「99.5%の真空技術」でフードロスをなくす。インターホールディングス代表 成井五久実インタビュー
「真空食品」をグローバルスタンダードに
──現在の事業で一番難しい局面はどんなことでしたか? 技術が高くてもコストとオペレーションの問題を解決しなければ社会実装には至りません。 特に難しいのは資金調達です。現在は「スタートアップ冬の時代」と言われるほど厳しい状況。 資金を調達するために必要となってくる指標は「売上」と「営業利益」、「実績」ですが、ディープテック・テクノロジー系(科学的な技術革新によって社会に影響を与える)のスタートアップには、まだそれがない。 なので、社会実装のPoC(概念実証、アイデア・技術が実現可能かを検証する作業)で戦わなければなりません。 私たちの場合は、大企業とのPoCや今後の可能性に賭けていただくしかなかった…。ビジネス人生で一番の難局だったと思います。 ──どのようにして乗り越えましたか? メンバーのバックグランドや経験を信頼してもらい、そして大企業とのPoCを繰り返し、その数をKPI(重要業績評価指標)にしていただいて乗り切りました。 現在、大企業とのPoC は約20~30件。

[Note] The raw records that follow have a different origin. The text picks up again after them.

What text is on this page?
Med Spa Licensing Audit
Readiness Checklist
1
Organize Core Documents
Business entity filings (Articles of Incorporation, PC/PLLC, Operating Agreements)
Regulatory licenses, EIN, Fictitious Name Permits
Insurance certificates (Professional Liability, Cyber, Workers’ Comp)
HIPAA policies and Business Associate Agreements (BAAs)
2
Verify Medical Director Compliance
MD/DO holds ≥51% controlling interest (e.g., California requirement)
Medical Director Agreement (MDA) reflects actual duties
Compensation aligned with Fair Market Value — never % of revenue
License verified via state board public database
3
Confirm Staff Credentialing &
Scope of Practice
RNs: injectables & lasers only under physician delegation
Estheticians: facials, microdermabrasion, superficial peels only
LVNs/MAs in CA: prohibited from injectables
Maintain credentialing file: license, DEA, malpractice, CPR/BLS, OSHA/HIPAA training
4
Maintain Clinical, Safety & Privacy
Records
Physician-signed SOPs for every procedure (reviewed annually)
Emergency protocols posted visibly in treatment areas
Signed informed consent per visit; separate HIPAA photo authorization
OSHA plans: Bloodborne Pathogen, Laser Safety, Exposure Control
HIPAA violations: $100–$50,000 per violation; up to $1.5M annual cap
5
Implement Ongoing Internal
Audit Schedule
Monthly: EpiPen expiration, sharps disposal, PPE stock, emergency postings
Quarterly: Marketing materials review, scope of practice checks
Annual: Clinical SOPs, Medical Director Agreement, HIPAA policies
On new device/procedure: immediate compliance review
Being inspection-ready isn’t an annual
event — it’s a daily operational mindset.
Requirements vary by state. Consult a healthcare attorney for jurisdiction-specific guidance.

食品メーカー様へ弊社の真空パックを使った商品開発を提案しています。 さらに、先ほどの「真空発泡スチロール」も現在、物流業界に提案しているところです。 ──成井さんにとって、リーダーシップとは? これは子会社の社長を務めていた時に学んだことなのですが、「誠実である」ことだと思います。 顧客様に対しても、会社のメンバーにも、自分なりの誠実さで信頼関係を構築して、周囲を誤った道に導かないことがリーダーシップではないか、と。 ──この事業で目指すゴールをお聞かせください。 何よりもまず目指しているのは「真空特許技術でフードロスの社会課題を解決すること」。 具体的に行なっているのは、農業や漁業など一次生産者へのアプローチ。魚や肉、野菜などを真空パックにすると、これまで不可能だった輸送も可能になります。弊社の真空技術で「運べないために起こるフードロス」が解決できると信じています。 それ以外にも、小売店向け「真空量り売り機」の開発が進行中です。日本酒などの鮮度を保ったまま量り売りをし、小売店の商品廃棄率を防ぐ「エコな消費」を実現したい。 また、家庭用の真空パックの販売はすでにスタートしており、一般家庭内のフードロスもなくしたいと考えています。 弊社の真空商品で、「一次生産過程」「小売店」「家庭」で起こる3大フードロスを最適化すれば、世界全体のフードロスが減らせるはず。 そしてやがて、冷凍食品のように「真空食品」を世界のグローバルスタンダードにしたい。食料保存という観点で、真空が当たり前に採用される社会を目指したいと思っています。 この「99.5%の真空特許技術」で世界に大きなインパクトを残すべく、2024年1月から世界展開をする予定です。